In 2018, Anderson took a behind the camera role on Bart Layton's feature film American Animals where he worked closely with Layton as music consultant.

In 2015 his film The London Nobody Knows Now played to sell out audiences at the BFI London On Film Festival and was also inducted into the BFI Archive. In Anderson's film, he critiques the original 1967 James Mason fronted The London Nobody knows while also re-visiting its locations and examining how they have changed over the years.

In 2010 Anderson worked with Belle & Sebastian on the promotional film "Belle & Sebastian Write About Love", launched to coincide with the release of the album of the same name. Playing the dual roles of host and the group's stressed but pragmatic manager, the film also features the band performing songs from the album. The Guardian selected the show as a Pick of the Week, calling it "brilliantly filmed, edited and slightly oddball". Anderson reprised his role by introducing the band onstage for their headline slot at the All Tomorrows Parties Festival in December 2010 in Minehead. Anderson has talked about working with the band as well as his passion for music.

Anderson has written, directed and starred in various short films. In 2009, he made The Skills of Conversation – The Heartburn Pause.

In 2011, Anderson completed an international distribution deal for his latest short film Timber! which will be shown in the USA and Europe. Written and directed by Anderson, the film also stars Miles Jupp and Emily Bevan.

== Books ==
His first book was the novella-length What To Talk About When There’s Nothing To Talk About, designed to help those who struggle to have anything to talk about at social events, such as dinner parties, where conversation is imperative.

His second book, Left Of The Mainstream, published in 2016, has been critically acclaimed. The book is part memoir and part guide to DIY creativity and features vignettes of his career thus far, ranging from the highs of multi-faceted creativity and genuine A-list celebrity shoulder-rubbing to the lows of severe allergic reactions to bus travel and unexpected near-death experiences.

== Podcast ==
Anderson has made three series and a number of specials of his music podcast, The Public Service Broadcast. They see him playing the best in new music, older and often little-known classics, film and television soundtracks.

He has also hosted Back To The Culture which sees him interview comedian Miles Jupp about his greatest cultural passions.

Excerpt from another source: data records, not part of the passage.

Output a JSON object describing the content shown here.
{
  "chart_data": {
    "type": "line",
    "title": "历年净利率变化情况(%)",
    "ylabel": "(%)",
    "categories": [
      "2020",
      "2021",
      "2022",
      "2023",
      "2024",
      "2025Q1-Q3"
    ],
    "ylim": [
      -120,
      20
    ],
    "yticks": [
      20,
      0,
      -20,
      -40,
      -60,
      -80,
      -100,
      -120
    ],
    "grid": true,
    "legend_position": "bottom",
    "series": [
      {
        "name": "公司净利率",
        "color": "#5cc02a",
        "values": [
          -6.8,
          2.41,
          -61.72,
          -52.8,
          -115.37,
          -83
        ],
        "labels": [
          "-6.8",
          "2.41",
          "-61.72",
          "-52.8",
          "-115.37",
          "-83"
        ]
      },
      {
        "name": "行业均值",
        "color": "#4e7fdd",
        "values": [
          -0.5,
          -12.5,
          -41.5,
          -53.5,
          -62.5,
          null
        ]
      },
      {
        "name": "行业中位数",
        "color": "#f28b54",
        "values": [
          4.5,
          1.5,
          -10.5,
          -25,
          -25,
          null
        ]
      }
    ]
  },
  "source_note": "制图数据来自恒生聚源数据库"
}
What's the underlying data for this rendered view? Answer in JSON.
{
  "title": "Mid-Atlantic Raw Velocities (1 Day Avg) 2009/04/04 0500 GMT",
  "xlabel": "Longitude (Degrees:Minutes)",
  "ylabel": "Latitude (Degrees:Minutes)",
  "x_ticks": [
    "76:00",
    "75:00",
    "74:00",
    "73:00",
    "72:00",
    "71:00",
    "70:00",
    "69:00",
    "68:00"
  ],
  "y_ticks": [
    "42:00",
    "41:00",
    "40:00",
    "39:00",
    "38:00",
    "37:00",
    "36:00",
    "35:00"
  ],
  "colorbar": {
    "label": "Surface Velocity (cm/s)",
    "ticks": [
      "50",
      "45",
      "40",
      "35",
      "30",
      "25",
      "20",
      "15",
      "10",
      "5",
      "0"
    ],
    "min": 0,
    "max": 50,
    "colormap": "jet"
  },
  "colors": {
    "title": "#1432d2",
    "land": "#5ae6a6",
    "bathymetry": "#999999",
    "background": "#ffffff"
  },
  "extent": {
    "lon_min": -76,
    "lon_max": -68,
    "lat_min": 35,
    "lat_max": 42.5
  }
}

His latest is Seven Floors Up, a mix series on Mixcloud which began in 2019 and runs to the present day. These mixes see a variety of music genres interspersed with an array audio clips.

==Other work==

In 2011 Douglas presented Scoreboard, the first ever football show to be broadcast on Facebook. The show made by Screenpop, a subsidiary of Fremantle Media featured predictions by pundits Scott Minto and Jason Cundy and the online Facebook audience on the forthcoming weekend Premier League matches.

Anderson runs club events in Glasgow, Edinburgh and London. He is currently resident DJ at Dirty Little Secret at Madame Jojo's in Soho and has also appeared on numerous occasions at Scared To Dance in London.

Anderson has written for The Scotsman, The Herald and BBC Online. He has written articles on various cultural figures including Serge Gainsbourg, The Beta Band, Harvey Pekar, Bob Monkhouse and Bob Lind.